Raven Us
In the corner of his studio apartment, next to the refrigerator in the kitchen, squatted the hellhound, drooling and staring with flickering red eyes. This still doesn't explain things, the man thought. How, when he came back after a weekend away, he noticed subtle changes - a toothbrush with a single blue stripe on the clear plastic handle and not the dual green stripes he remembered, the purple orchid turned towards the wall and not the sofa, his bills stacked neatly on the microwave (he never stacked anything too neatly).
No way could a bulky muscled hellhound with obsidian toenails do this. Bet he sparked when he walked. More like bearclaws anyway. Nobody else was in the tiny apartment, he'd already put his duffel bag in the walk in closet. Nowhere to hide.

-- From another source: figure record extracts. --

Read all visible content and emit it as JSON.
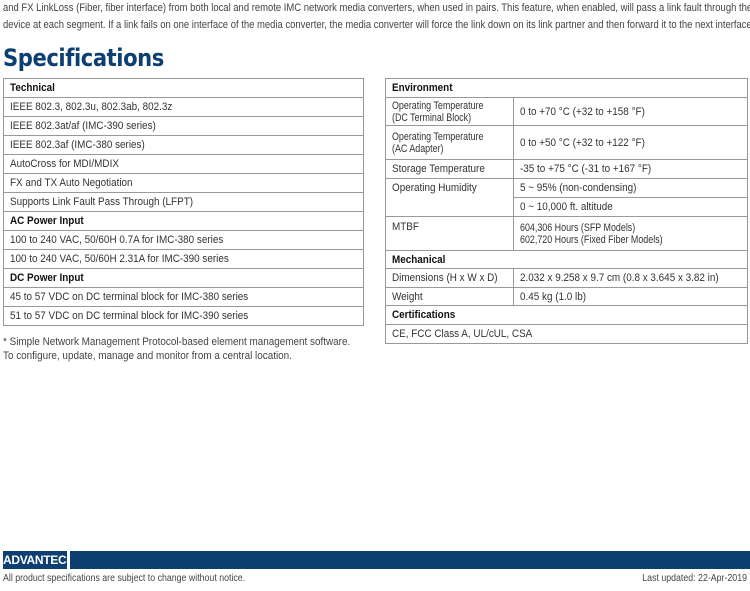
{
  "intro": {
    "line1": "and FX LinkLoss (Fiber, fiber interface) from both local and remote IMC network media converters, when used in pairs.  This feature, when enabled, will pass a link fault through the",
    "line2": "device at each segment.  If a link fails on one interface of the media converter, the media converter will force the link down on its link partner and then forward it to the next interface."
  },
  "title": "Specifications",
  "left_table": [
    {
      "header": "Technical"
    },
    {
      "text": "IEEE 802.3, 802.3u, 802.3ab, 802.3z"
    },
    {
      "text": "IEEE 802.3at/af (IMC-390 series)"
    },
    {
      "text": "IEEE 802.3af (IMC-380 series)"
    },
    {
      "text": "AutoCross for MDI/MDIX"
    },
    {
      "text": "FX and TX Auto Negotiation"
    },
    {
      "text": "Supports Link Fault Pass Through (LFPT)"
    },
    {
      "header": "AC Power Input"
    },
    {
      "text": "100 to 240 VAC, 50/60H 0.7A for IMC-380 series"
    },
    {
      "text": "100 to 240 VAC, 50/60H 2.31A for IMC-390 series"
    },
    {
      "header": "DC Power Input"
    },
    {
      "text": "45 to 57 VDC on DC terminal block for IMC-380 series"
    },
    {
      "text": "51 to 57 VDC on DC terminal block for IMC-390 series"
    }
  ],
  "right_table": {
    "environment": "Environment",
    "op_temp_dc_label": [
      "Operating Temperature",
      "(DC Terminal Block)"
    ],
    "op_temp_dc": "0 to +70 °C (+32 to +158 °F)",
    "op_temp_ac_label": [
      "Operating Temperature",
      "(AC Adapter)"
    ],
    "op_temp_ac": "0 to +50 °C (+32 to +122 °F)",
    "storage_label": "Storage Temperature",
    "storage": "-35 to +75 °C (-31 to +167 °F)",
    "humidity_label": "Operating Humidity",
    "humidity": "5 ~ 95% (non-condensing)",
    "altitude": "0 ~ 10,000 ft. altitude",
    "mtbf_label": "MTBF",
    "mtbf": [
      "604,306 Hours (SFP Models)",
      "602,720 Hours (Fixed Fiber Models)"
    ],
    "mechanical": "Mechanical",
    "dimensions_label": "Dimensions (H x W x D)",
    "dimensions": "2.032 x 9.258 x 9.7 cm (0.8 x 3.645 x 3.82 in)",
    "weight_label": "Weight",
    "weight": "0.45 kg (1.0 lb)",
    "certifications": "Certifications",
    "certs": "CE, FCC Class A, UL/cUL, CSA"
  },
  "note": {
    "line1": "* Simple Network Management Protocol-based element management software.",
    "line2": "To configure, update, manage and monitor from a central location."
  },
  "footer": {
    "logo": "ADVANTECH",
    "disclaimer": "All product specifications are subject to change without notice.",
    "updated": "Last updated: 22-Apr-2019",
    "brand_blue": "#0d3f72"
  }
}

Maybe the ravens were back.
Maybe the ravens were back.
If the ravens were back then, then - he - then he couldn't even think about getting ahead. About getting a better job, about finally - then what the ravens said about life was true - 3 steps forward and 4 hops back.
He wondered what the deal was with the hellhound. He knew it wouldn't attack him, how he knew he was safe was perhaps a mystery but he knew. He also was pretty certain the hellhound was in cahoots with the ravens. Unfortunately, the ravens probably left the dog-thing here for the man. A gift! That made the man crack up and laugh out loud. A fucking present from the ravens. That's rich.
Baby, baby drove up in a Cadillac, I said Jesus Christ where did you get that Cadillac?
Outside the rain slammed against the studio windows driven by a howl and rode by a tiger and sung by an angel made of titanium and gossamer feathers all vaporous and sheer and diaphanous like a tornado.

"Outside the rain slammed against the studio windows driven by a howl and rode by a tiger and sung by an angel made of titanium and gossamer feathers all vaporous and sheer and diaphanous like a tornado."
Wow! Great description. Sounds like the raven-gods awaken your gifts. Don't let them leave the tower.
Might be a good idea to take that red-eyed, drooling hellhound to the local pound though. Yuck.